“Mr. Hewlitt,” said Mrs. Smith. “Miss Sally Briggs of Kilo.”

“I'm glad to know you, Miss Briggs,” said Eliph' Hewlitt. “I hope we may become well acquainted. As I was sayin' to Mrs. Smith, I'm a book agent.”

For the chapter on Jarby's Encyclopedia that dealt with “Courtship—How to Win the Affections,” said that the first step necessary was to become well acquainted with the one whose affections it was desired to win. It was not Eliph' Hewlitt way to waste time when making a sale of Jarby's, and he felt that no more delay was necessary in disposing of his heart.

[ [!-- H2 anchor --] ]

CHAPTER III. “How to Win the Affections”

Miss Sally glanced hurriedly around, seeking some retreat to which she could fly. Mrs. Smith, having introduced Eliph' Hewlitt, had turned away, and the other picnickers were gathered around the minister, looking over his shoulders at the copy of Jarby's Encyclopedia. Although she could have no idea, as yet, that Eliph' Hewlitt had decided to marry her, Miss Sally was afraid of him. She was a dainty little woman, with just a few gray hairs tucked out of sight under the brown ones, but although she was ordinarily able to hold her own, each year that was added to her life made her more afraid of book agents.

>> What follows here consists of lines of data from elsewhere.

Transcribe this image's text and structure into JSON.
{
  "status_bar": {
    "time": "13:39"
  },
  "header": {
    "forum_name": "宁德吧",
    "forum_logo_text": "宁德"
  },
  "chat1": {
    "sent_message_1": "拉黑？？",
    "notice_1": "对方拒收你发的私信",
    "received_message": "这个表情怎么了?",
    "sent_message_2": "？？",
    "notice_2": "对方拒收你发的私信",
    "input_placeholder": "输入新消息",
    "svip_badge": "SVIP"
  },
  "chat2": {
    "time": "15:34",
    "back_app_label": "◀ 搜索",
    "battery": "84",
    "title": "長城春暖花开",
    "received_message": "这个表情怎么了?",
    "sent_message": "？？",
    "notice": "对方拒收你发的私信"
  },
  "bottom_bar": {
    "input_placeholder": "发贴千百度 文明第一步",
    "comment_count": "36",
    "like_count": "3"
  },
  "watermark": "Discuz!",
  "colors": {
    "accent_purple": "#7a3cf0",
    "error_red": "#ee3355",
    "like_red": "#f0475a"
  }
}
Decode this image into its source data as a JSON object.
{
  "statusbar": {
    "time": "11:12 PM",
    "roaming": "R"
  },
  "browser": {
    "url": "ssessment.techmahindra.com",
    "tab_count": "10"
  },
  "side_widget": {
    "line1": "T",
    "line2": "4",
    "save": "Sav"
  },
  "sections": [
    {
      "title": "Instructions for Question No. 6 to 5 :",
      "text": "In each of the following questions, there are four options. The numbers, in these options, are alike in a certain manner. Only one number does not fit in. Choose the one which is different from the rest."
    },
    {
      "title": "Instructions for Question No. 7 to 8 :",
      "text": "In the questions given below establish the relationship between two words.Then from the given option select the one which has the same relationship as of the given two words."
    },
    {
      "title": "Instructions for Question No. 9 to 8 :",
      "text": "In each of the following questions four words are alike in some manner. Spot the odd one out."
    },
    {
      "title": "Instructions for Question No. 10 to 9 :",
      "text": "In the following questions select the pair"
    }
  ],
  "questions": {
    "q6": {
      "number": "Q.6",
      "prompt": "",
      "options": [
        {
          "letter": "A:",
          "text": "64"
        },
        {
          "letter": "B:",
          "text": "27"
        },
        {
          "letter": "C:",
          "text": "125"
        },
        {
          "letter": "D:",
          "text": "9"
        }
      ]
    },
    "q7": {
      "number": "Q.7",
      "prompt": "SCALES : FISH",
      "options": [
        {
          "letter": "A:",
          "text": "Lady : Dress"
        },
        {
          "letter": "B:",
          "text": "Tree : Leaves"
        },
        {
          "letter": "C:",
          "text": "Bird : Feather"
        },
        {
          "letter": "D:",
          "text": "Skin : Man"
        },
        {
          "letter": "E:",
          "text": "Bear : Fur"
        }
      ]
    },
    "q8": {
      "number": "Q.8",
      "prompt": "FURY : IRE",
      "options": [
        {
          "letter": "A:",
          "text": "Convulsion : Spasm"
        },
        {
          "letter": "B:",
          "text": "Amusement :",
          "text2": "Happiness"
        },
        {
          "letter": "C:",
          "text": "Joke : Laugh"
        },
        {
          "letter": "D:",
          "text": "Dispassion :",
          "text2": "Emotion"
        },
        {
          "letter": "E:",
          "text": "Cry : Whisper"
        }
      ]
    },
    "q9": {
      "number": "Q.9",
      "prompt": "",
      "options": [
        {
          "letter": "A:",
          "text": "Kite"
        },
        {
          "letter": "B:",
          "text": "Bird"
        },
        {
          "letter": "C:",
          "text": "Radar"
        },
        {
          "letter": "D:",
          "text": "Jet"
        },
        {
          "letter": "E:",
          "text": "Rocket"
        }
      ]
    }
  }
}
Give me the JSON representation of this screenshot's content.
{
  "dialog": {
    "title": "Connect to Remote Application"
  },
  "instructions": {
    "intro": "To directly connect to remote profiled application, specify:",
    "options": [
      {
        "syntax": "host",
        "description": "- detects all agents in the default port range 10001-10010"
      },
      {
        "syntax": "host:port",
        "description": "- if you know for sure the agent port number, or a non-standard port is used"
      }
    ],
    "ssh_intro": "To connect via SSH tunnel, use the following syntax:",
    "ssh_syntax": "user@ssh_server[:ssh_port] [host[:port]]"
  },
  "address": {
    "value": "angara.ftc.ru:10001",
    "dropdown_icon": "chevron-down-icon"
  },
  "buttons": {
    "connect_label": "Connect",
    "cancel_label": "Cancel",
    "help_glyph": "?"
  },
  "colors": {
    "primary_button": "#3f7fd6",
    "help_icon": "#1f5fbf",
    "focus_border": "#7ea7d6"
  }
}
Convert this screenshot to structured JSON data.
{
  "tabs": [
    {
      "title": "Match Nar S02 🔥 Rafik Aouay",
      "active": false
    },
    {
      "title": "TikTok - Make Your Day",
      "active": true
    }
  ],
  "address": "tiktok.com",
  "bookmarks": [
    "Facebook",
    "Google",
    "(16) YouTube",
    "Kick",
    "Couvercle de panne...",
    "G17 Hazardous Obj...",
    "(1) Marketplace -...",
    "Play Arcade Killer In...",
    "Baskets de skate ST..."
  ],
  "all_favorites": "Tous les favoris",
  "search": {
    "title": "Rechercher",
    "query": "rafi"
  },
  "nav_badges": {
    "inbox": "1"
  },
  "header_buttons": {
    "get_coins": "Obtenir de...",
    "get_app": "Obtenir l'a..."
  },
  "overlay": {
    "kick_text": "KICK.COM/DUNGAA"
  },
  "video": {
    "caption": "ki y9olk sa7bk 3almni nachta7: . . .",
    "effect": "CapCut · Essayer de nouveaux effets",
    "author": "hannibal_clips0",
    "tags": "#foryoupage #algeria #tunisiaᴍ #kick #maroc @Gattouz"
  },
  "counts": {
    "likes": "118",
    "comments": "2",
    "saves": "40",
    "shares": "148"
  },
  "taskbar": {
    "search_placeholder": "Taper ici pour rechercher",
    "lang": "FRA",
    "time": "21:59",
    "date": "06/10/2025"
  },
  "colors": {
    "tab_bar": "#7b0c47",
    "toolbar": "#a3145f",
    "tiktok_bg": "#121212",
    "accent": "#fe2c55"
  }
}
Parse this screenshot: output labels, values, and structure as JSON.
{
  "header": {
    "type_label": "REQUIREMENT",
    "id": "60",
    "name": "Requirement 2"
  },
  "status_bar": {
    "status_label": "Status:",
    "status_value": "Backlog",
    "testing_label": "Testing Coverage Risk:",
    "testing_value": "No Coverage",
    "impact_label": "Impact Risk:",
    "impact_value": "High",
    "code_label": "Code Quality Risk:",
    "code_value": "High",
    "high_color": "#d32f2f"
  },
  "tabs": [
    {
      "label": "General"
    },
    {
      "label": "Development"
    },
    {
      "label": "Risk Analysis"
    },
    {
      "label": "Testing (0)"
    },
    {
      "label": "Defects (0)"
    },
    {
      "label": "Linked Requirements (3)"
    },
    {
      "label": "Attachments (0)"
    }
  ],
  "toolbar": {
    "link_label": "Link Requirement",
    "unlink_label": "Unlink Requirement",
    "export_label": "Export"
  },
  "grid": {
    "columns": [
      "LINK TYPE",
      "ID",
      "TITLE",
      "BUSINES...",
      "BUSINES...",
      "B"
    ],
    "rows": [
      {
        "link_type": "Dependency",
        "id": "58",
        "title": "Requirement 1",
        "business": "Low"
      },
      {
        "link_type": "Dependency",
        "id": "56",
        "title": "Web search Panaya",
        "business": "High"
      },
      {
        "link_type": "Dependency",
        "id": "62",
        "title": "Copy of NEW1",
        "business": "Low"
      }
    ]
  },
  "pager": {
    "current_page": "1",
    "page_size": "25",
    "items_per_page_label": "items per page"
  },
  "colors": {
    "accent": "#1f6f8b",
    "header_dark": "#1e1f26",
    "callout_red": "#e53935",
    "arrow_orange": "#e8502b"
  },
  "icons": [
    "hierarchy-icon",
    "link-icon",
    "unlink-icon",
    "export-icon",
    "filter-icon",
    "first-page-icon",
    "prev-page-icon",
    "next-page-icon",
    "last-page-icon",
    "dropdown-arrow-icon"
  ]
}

Time after time she had succumbed to the wiles of book agents. It made no difference how she received them, nor how she steeled her heart against their plausible words, she always ended buying whatever they had to sell, and after that it was a fight to get the money from her father with which to pay the installments. Pap Briggs objected to paying out money for anything, but he considered that about the most useless thing he could spend money for was a book. Whenever he heard there was a book agent in Kilo he acted like a hen when she sees a hawk in the sky, ready to pounce down upon her brood, and he pottered around and scolded and complained and warned Miss Sally to beware, and then in the end the book agent always made the sale, and Miss Sally felt as if she had committed seven or eight deadly sins, and it made her life miserable. Only a few months before she had fallen prey to a man who had sold her a set of Sir Walter Scott's Complete Works, two dollars down, and one dollar a month, and she felt that the work of urging the monthly dollar out of her father's pocket was all she could stand.

Why and how she bought books always remained a mystery to her; it is a mystery to many book buyers how they happen to buy books. Book agents seemed to have a mesmerizing effect on Miss Sally, as serpents daze birds before they devour them. The process applied between the time when she stated with the utmost positiveness that she did not want, and would not buy, a book, and the time, a few minutes later, when she signed her name to the agent's list of subscribers, was something she could not fathom.

And now she had been left face to face with a book agent, actually introduced to him, and her father still under monthly miseries on account of Sir Walter Scott's Complete Works.

“I don't want any books to-day,” said Miss Sally nervously, when she saw that she could not run away.